Friday, July 20, 2007

The Sarbanes-Oxley Act

The Sarbanes-Oxley Act, also known as the Sarbox Act was enacted following the Enron scandal after many investors lost their money, key executives went to jail and a large "Big Five" accounting firm, Arthur Andersen, was forced to close down, resulting in today's "Big Four" accountancy firms. According to CPA News Today, the "Big Four" accounting firms are: Deloitte, Ernst & Young, KPMG LLP and Price Waterhouse Coopers.

Meanwhile, after the Securities and Exchange Commission (SEC) required all publicly-traded companies to comply with the Sarbanes-Oxley accounting standards, certified public accountants (CPAs) are racking in big bucks due to the extra work. Fresh graduates from college enter the rapidly growing field with great haste. Many managerial consultants and attorneys begin to specialize in Sarbox compliance and regulation consulting.

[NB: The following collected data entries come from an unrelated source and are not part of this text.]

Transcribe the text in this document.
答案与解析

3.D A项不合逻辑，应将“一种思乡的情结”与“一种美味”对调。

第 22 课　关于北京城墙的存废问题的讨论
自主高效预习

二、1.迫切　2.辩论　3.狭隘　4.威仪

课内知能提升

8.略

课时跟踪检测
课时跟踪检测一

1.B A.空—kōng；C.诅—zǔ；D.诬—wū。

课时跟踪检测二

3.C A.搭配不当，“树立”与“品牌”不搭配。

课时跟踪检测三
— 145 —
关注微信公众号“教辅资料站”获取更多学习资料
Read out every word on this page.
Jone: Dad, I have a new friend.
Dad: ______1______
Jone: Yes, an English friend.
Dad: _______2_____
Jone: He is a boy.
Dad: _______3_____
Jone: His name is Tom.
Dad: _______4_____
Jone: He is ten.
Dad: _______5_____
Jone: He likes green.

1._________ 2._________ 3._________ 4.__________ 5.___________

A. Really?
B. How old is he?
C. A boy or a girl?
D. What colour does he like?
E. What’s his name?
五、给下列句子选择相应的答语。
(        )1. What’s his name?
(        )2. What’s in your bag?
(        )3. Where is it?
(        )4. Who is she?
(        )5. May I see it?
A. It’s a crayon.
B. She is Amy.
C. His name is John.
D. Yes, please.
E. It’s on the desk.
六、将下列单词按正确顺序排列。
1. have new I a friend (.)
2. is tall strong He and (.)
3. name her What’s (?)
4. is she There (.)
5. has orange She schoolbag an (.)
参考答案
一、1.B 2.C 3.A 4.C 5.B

However, the new Sarbox act is not just good for consulting professionals, it is beneficial to shareholders as well. Hopefully, no more outrageous and illegal greed from executives. Financial reporting standards are also more transparent for people to better understand public corporations. All in all the Sarbanes-Oxley Act is beneficial to the entire economy in terms of morals and money.

6 comments:

Anonymous said...

Nicely written article.

Anonymous said...

yeah. great article, friend. i have a couple relatives who are CPA and i have seen they have become richer.

Anonymous said...

Sarbox sounds like a disease. lol. But back to the main story, I knew some people that worked at Enron who told me to buy their stock. Good thing I didn't fall for it.

Anonymous said...

Enron. The Smartest Kids in the Room.

Anonymous said...

Yeah, that's a decent summary of Sarbox. For more information, feel free to check out http://stocksmutualfundsonlineinfo.blogspot.com

OR

wikipedia

http://en.wikipedia.org/wiki/Sarbox

Have fun!

Anonymous said...

I guess Enron case was so huge at its time that the SEC even enables Sarbox act prior to it.